I'm new to WCF and in a large part, also distributed programming. I am working on a project that requires 4 discrete services.

I am trying to correctly define the responsibilities for each component of each service. Suppose I have service B which needs to communicate with service A. For each service, I have defined the service implementation class, the service host, and a proxy class.

In order to unit test, I am using dependency injection - since service B needs to communicate with service A, I have passed an instance of A's proxy class as a constructor argument to service B.

When I am unit testing service B, I must have A's service host up and running.

  1. Is this the wrong way of going about dependency injection?
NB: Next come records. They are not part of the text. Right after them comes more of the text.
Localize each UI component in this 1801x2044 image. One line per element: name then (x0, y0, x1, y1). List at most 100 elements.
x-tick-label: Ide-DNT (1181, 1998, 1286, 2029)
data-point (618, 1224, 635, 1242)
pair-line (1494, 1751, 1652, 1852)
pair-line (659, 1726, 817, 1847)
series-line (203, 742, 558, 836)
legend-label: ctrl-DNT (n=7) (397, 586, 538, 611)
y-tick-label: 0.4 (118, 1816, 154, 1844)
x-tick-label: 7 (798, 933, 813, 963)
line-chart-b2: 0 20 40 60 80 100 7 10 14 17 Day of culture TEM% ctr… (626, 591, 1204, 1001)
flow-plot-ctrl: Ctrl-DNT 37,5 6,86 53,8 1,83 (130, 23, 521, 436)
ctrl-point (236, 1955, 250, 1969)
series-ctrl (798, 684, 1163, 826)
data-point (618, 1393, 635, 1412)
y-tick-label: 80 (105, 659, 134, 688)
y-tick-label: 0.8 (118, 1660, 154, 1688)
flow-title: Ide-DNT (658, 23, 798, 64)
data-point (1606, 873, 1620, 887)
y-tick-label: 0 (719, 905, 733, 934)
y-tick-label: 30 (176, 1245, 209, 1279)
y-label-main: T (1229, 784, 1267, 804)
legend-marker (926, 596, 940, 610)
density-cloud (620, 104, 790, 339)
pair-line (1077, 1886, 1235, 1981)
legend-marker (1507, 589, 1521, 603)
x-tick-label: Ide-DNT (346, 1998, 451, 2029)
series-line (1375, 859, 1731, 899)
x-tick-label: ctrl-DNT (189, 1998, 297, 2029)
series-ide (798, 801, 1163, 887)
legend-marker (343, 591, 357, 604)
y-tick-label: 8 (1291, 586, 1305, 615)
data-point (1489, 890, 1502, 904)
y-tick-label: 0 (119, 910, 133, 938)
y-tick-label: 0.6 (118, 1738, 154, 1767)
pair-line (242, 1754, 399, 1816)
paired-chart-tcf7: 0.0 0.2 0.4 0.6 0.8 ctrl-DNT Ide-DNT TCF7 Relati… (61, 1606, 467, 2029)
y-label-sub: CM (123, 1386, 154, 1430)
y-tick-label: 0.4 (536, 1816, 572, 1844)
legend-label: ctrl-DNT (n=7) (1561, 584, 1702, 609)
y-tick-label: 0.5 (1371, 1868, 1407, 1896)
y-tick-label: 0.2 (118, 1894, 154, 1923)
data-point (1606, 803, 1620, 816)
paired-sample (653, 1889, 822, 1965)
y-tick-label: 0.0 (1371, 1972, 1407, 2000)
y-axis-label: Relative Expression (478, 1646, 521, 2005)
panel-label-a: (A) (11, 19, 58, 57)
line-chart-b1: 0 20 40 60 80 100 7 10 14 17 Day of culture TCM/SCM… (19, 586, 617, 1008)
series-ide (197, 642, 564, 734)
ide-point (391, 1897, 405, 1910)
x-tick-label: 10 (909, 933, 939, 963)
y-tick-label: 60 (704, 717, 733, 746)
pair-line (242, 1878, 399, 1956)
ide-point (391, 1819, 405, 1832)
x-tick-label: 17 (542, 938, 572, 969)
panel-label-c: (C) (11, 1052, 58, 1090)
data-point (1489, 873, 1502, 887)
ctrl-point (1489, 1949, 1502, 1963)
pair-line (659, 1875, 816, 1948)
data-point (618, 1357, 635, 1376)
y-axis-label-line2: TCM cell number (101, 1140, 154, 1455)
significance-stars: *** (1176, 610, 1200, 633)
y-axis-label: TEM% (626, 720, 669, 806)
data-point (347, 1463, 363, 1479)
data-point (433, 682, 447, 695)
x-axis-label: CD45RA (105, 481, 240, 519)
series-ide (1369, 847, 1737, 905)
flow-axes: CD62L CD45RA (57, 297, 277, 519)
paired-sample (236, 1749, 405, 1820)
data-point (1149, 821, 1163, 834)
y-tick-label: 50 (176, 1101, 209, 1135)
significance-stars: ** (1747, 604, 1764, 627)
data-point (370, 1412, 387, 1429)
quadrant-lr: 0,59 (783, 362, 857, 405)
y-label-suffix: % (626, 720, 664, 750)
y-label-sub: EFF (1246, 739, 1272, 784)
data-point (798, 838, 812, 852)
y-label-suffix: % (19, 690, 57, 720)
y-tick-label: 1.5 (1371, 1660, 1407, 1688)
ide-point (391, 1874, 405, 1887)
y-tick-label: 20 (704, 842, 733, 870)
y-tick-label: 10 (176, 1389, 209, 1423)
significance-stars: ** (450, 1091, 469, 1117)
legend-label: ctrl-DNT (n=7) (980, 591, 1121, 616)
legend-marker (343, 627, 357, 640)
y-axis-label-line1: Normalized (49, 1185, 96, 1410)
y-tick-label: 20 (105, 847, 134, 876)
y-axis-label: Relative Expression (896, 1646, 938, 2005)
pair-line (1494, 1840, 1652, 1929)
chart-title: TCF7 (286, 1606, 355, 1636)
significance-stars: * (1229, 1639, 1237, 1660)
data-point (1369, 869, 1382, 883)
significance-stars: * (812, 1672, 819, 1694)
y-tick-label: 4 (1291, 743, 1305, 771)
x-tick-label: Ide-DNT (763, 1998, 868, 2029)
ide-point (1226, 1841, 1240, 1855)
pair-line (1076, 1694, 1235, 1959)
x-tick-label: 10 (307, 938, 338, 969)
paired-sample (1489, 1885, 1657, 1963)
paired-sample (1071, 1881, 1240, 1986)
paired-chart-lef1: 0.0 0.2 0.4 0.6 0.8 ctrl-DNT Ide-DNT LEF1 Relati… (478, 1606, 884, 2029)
If so, why, and how do you recommend I do it?
  2. Is there a better way of going about dependency injection?
  3. Should I have to run the service host to get the right results in the unit test?
+1  A: 

Consider using

  • ChannelFactory instead of generated clients.

    ChannelFactory<IHello> clientFactory = new ChannelFactory<IHello>("targetConfiguration");
    IHello client = clientFactory.CreateChannel();
    string result = client.SayHello();
    
  • Interface types wherever possible

  • one of the mock object frameworks (example) to inject interface implementations when writing your tests.

Regarding your third question, the answer is "No" if your aim is testing particular small units (the whole point of unit testing :). But it's always better to write some integration tests to make sure you don't have any serialization/hosting problems.